Despite the limited application of such laws to date, their mere existence is an ominous portent. From Guinea and Guinea-Bissau to Mali and Niger, a mother can be criminally charged for failing to take the antiretrovirals that might block transmission of the virus. Ironically, those governments fail to provide all women with the high-quality drug regimens that can reduce the risks of transmission during pregnancy, labor and delivery, and breastfeeding to just five percent, and to negligible levels with Cesarean sections. But nowhere is access to and choice of ARVs controlled by poor women on their own authority. Patriarchy, law, and misogyny may collude to ensnare more women in the trap of legal liability as access to drugs improves. Pregnancy makes “suspects” more readily identifiable than the men who infected them.

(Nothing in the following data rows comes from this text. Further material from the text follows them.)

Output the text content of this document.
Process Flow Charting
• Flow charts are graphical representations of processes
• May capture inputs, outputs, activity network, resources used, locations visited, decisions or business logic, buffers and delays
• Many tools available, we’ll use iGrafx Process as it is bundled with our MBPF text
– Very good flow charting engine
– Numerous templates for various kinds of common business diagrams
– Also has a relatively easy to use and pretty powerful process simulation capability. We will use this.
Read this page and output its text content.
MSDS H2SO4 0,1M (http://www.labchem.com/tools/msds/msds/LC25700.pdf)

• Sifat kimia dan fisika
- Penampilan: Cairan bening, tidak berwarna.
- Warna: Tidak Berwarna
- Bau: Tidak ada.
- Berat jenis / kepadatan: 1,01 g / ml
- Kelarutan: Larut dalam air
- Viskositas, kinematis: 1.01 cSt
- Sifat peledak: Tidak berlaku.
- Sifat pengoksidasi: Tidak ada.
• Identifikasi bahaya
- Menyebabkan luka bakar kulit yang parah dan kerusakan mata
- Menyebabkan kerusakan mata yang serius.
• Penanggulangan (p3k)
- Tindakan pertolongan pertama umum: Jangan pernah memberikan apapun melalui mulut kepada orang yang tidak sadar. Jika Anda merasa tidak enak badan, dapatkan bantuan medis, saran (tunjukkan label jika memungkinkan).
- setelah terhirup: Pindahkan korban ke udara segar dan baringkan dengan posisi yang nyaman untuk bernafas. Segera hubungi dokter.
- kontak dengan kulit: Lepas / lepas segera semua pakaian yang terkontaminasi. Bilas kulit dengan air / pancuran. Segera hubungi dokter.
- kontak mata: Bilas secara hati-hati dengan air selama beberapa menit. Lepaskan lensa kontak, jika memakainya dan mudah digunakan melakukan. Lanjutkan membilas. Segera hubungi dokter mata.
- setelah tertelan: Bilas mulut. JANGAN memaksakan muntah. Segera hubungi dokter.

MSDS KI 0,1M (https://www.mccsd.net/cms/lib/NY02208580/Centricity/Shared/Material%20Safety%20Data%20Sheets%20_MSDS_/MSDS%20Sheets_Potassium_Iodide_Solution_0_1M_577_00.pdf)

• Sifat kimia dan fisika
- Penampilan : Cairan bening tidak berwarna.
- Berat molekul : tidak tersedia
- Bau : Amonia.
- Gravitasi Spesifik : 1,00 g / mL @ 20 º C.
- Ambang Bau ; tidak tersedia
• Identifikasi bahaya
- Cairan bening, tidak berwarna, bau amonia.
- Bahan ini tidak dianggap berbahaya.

Sierra Leone is among several countries with prejudicial statutes. There, anyone living with HIV must “... take all reasonable measures and precautions to prevent transmission of HIV to others and in the case of pregnant women, the fetus.”

But those “reasonable measures and precautions” are nowhere defined. Reasonable people do not suspect mothers of willfully infecting their children (surely, cases for psychiatry rather than the law). Discrimination and lack of options lead to HIV. Mothers who transmit the virus are victims, not criminals, and if they have not been afforded the highest available standards of care, it could be argued that the state is an accessory to the dreadful outcome.

But in places as starved of resources as Sierra Leone, the woes of the mother put her in triple jeopardy. Her society says she can’t refuse her husband’s demands for sex, and there are no laws against marital rape. His multiple sex partners, encounters with sex workers, his refusal to use condoms can’t be challenged. Her poor access to health services increases the chance of miscarriage, stillbirth, vertical transmission, or her own death. Abortion is illegal. Infant feeding without information, support, or ARVs adds more risk. And at the end of that battle, she is the distraught HIV-positive mother of an HIV-positive child — and she can be charged with a crime.

One wonders at the depths of malevolence.